願いの洞窟
アストはため息をつくと、アドルノの屋敷の居間に置いてあるソファに腰かけて仰向けに寝ると、両腕をソファの後ろに回して腕をだらんとぶら下げて天井を見た。
今は夜だ。
天井のシャンデリアが派手に点灯している。
そこへ、アストの視界を遮るものが現れた。
パトリシアだ。
「アストさん~。なに難しい顔してるんですか?」
アストの眼前に現れたのは、まずパトリシアの大きな露出させられた胸、そしてパトリシアの顔の順だった。
アストは顔を背けることもせず、頭上のパトリシアに向かって答えた。
「これが難しい顔せずにいられるかって。そんな簡単に半年でセバスチャン要塞が落とせると思ってるのか?」
「でも、こっちにはアストさんがいるから」
そう言うとパトリシアは、閉じた口を大きく横に伸ばして、ニッと笑った。
「あのなあ。あれは千年ものあいだ、俺の先祖の継承者たちがいても落とせなかった要害なんだぜ?」
「でもそれは平和に慣れきって、現状維持してたからでしょう?」
「ん・・・まあ、そうだが」
「それじゃあなんとかなりますって。なんかこっちの士気も高そうだし」
「あのなあ」
そう言うとアストは前足を踏ん張って、ソファの前のほうに座った。
「でも確かに半年で攻め落とすなんて言いきっちゃって、アドさんはすごいなあ」
「ああ。おかげで余計に士気が上がったような感じだったな」
「はーあ。これから訓練の日々かあ。なんか退屈そう」
そう言うと、パトリシアはアストの座ってるソファの隣に腰かけた。
なんだかパトリシアは嬉しそうだ。
パトリシアは尻を少し浮かせると、ちょっとだけアストのほうに寄って体を密着させた。
だがアストのほうは特にそのことに気がついてないようだ。
「冒険者のときとは違うんだぞ?
相手は生身の人間だ。高い知能を持った人間なんだ。油断してるとあっという間にやられちまうぜ」
「はーい、わかってまーす」
そういうとパトリシアはソファの上で仰向けに背伸びした。
(ほんとにわかってんのかな?)
とアストは心の中で思った。
「ああそうだ、パティの魔法で火縄銃って無効化することは、水の魔法を使ってできるんだろ?」
「一定の範囲内の敵はね。でも一気に数百人とか来られたら、あたしも討ち死にかも」
「不吉なことを言うなって」
「えへっ!」
パトリシアは体を前に出すと、アストの真横に来て同じように前足を踏ん張ってソファの前のほうに座った。
ちょうどふたりが仲良く並ぶような形になった。
そこへ新参謀総長のアドルノが自宅に帰還したらしい。
リビングのソファにまっすぐにやってくる。
「おや、今日は先客がいるな」
「いえーい」
パトリシアは白い歯を見せてピースしながらそれをアドルノに向けた。
仕方ないのでアドルノはすぐ横に置いてある椅子を引っ張り出すと、それに座り、アストたちのほうを向いて話し始めた。

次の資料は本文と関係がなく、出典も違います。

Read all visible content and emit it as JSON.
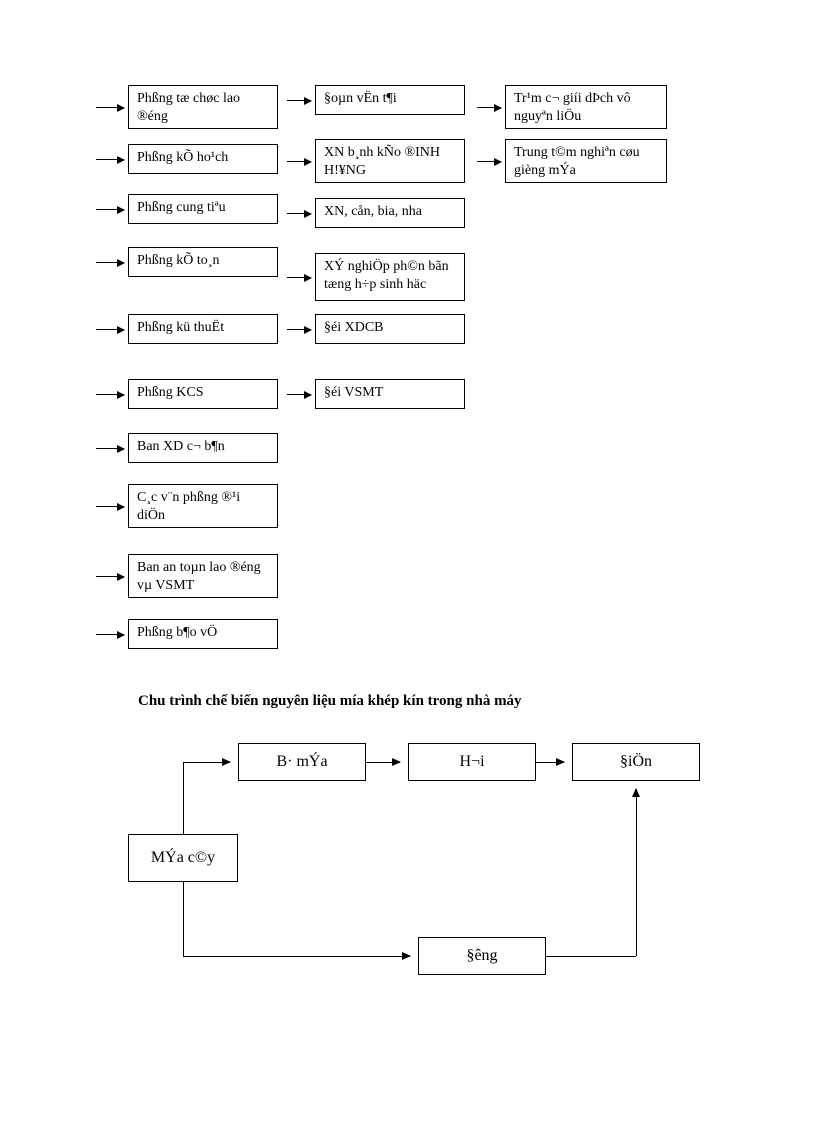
{
  "grid": {
    "col1": [
      "Phßng tæ chøc lao ®éng",
      "Phßng kÕ ho¹ch",
      "Phßng cung tiªu",
      "Phßng kÕ to¸n",
      "Phßng kü thuËt",
      "Phßng KCS",
      "Ban XD c¬ b¶n",
      "C¸c v¨n phßng ®¹i diÖn",
      "Ban an toµn lao ®éng vµ VSMT",
      "Phßng b¶o vÖ"
    ],
    "col2": [
      "§oµn vËn  t¶i",
      "XN b¸nh  kÑo ®INH H!¥NG",
      "XN, cån, bia, nha",
      "XÝ nghiÖp ph©n bãn tæng h÷p sinh häc",
      "§éi XDCB",
      "§éi VSMT"
    ],
    "col3": [
      "Tr¹m c¬ giíi  dÞch vô nguyªn liÖu",
      "Trung t©m nghiªn cøu gièng  mÝa"
    ]
  },
  "title": "Chu trình chế biến nguyên liệu  mía khép kín trong nhà máy",
  "flow": {
    "mia_cay": "MÝa c©y",
    "ba_mia": "B·  mÝa",
    "hoi": "H¬i",
    "dien": "§iÖn",
    "dong": "§êng"
  }
}
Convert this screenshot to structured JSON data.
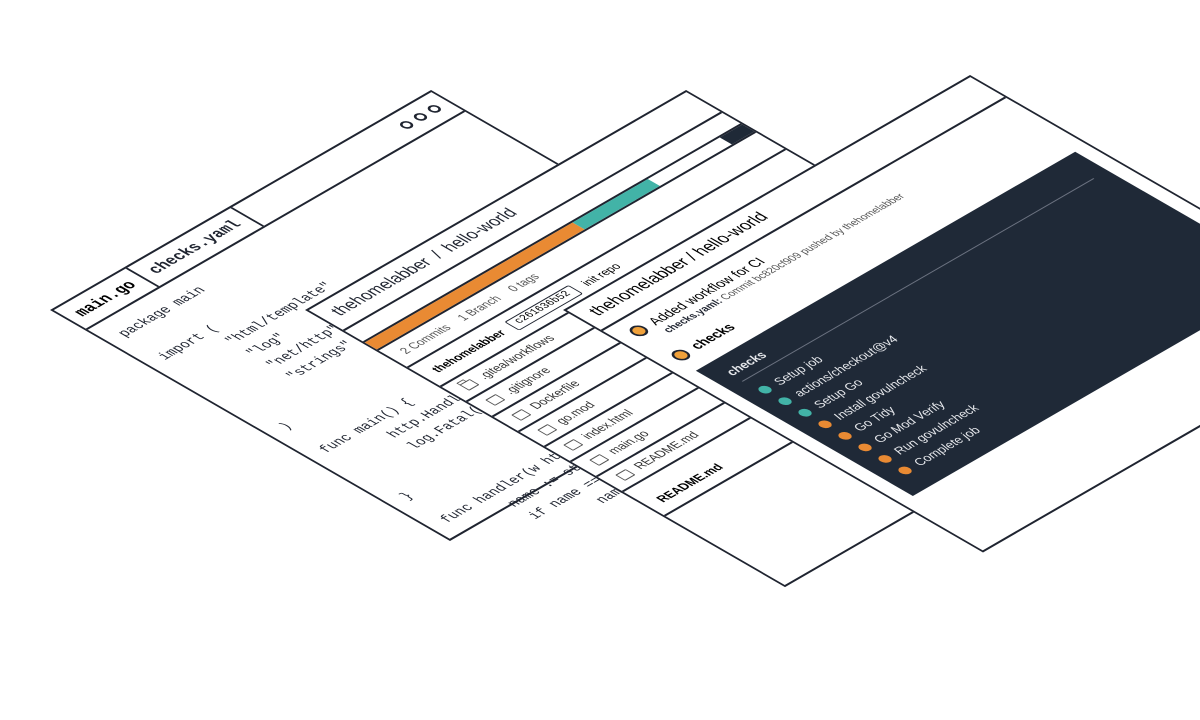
{
  "diagram": {
    "description": "Three isometric stacked windows showing a code editor, a git repository browser, and a CI pipeline run."
  },
  "editor": {
    "tabs": {
      "active": "main.go",
      "inactive": "checks.yaml"
    },
    "code": "package main\n\nimport (\n       \"html/template\"\n       \"log\"\n       \"net/http\"\n       \"strings\"\n\n)\n\nfunc main() {\n       http.HandleFunc(\"/\", han\n       log.Fatal(http.ListenAnd\n\n}\n\nfunc handler(w http.ResponseWri\n       name := strings.Replace(\n       if name == \"\" {\n              name = \"World\"\n"
  },
  "repo": {
    "owner": "thehomelabber",
    "name": "hello-world",
    "stats": {
      "commits_label": "2 Commits",
      "branches_label": "1 Branch",
      "tags_label": "0 tags"
    },
    "last_commit": {
      "author": "thehomelabber",
      "sha": "c261636b52",
      "message": "init repo"
    },
    "files": [
      {
        "name": ".gitea/workflows",
        "type": "dir"
      },
      {
        "name": ".gitignore",
        "type": "file"
      },
      {
        "name": "Dockerfile",
        "type": "file"
      },
      {
        "name": "go.mod",
        "type": "file"
      },
      {
        "name": "index.html",
        "type": "file"
      },
      {
        "name": "main.go",
        "type": "file"
      },
      {
        "name": "README.md",
        "type": "file"
      }
    ],
    "readme_heading": "README.md"
  },
  "ci": {
    "owner": "thehomelabber",
    "name": "hello-world",
    "run": {
      "title": "Added workflow for CI",
      "subline_prefix_bold": "checks.yaml:",
      "subline_rest": " Commit bc820cf909 pushed by thehomelabber",
      "job_label": "checks"
    },
    "terminal": {
      "heading": "checks",
      "steps": [
        {
          "status": "teal",
          "label": "Setup job"
        },
        {
          "status": "teal",
          "label": "actions/checkout@v4"
        },
        {
          "status": "teal",
          "label": "Setup Go"
        },
        {
          "status": "orange",
          "label": "Install govulncheck"
        },
        {
          "status": "orange",
          "label": "Go Tidy"
        },
        {
          "status": "orange",
          "label": "Go Mod Verify"
        },
        {
          "status": "orange",
          "label": "Run govulncheck"
        },
        {
          "status": "orange",
          "label": "Complete job"
        }
      ]
    }
  },
  "colors": {
    "ink": "#1f2430",
    "orange": "#e98a33",
    "teal": "#42b3a7",
    "terminal_bg": "#1f2937",
    "amber_bullet": "#f0a13b"
  }
}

「一週間後くらいだな。いよいよ東のダンジョンに行くぞ」
「え?このくそ忙しい時期にか?」
アストは目を丸くした。
「その一週間のあいだに、訓練の仕方を参謀本部の主だった者たちにみっちり仕込んでおいて、俺たちがいない間にばっちり訓練しててもらうのさ」
「なるほどね」
「やったーー!またこのメンバーで冒険できるんだね!」
「パティ。そうはいっても倒す相手は一体だけだぞ。東のダンジョンの・・・」
「わかってるって。アストさんがいれば、倒せるよね?」
「いや、俺の力だけじゃぜんぜん足りない」
「えっ!?そうなの?」
「東のダンジョンの百階層のボスは俺の水晶玉でも傷はほとんどつけられない。体が固すぎるんだよ」
「え、それって、やばいの?」
「頭の部分はそれほど固くはない。とはいえ、普通に狙ったんじゃ難しい」
「普通に狙ったんじゃ?じゃあ、普通じゃなかったら?」
「そこでパティ、君の番だよ」
「へっ?あたし?」
パトリシアは驚いたらしく、珍しく体をあとずさりしてしまった。
「パティがやつの頭を凍らせるんだ。
凍った敵の頭なら、それを水晶の攻撃で粉々に砕くことができる」
「へー!なんか、冒険者パーティーっぽいね」
「なに言ってんだ。俺たちは元から冒険者パーティーだろう?」
「だって、本気になったらアストさんだけで倒しちゃうからさ。あたしたち、いらないみたいじゃん」
「そんなことないよ。俺は何度もパティに助けてもらったよ」
「そうかなあ?あたしの助けてもらった回数のほうが多い気がする」
「回数を張り合ってどうするんだよ?ほら、またよろしく頼むな」
そう言って、アストは右手でパトリシアに握手を求めた。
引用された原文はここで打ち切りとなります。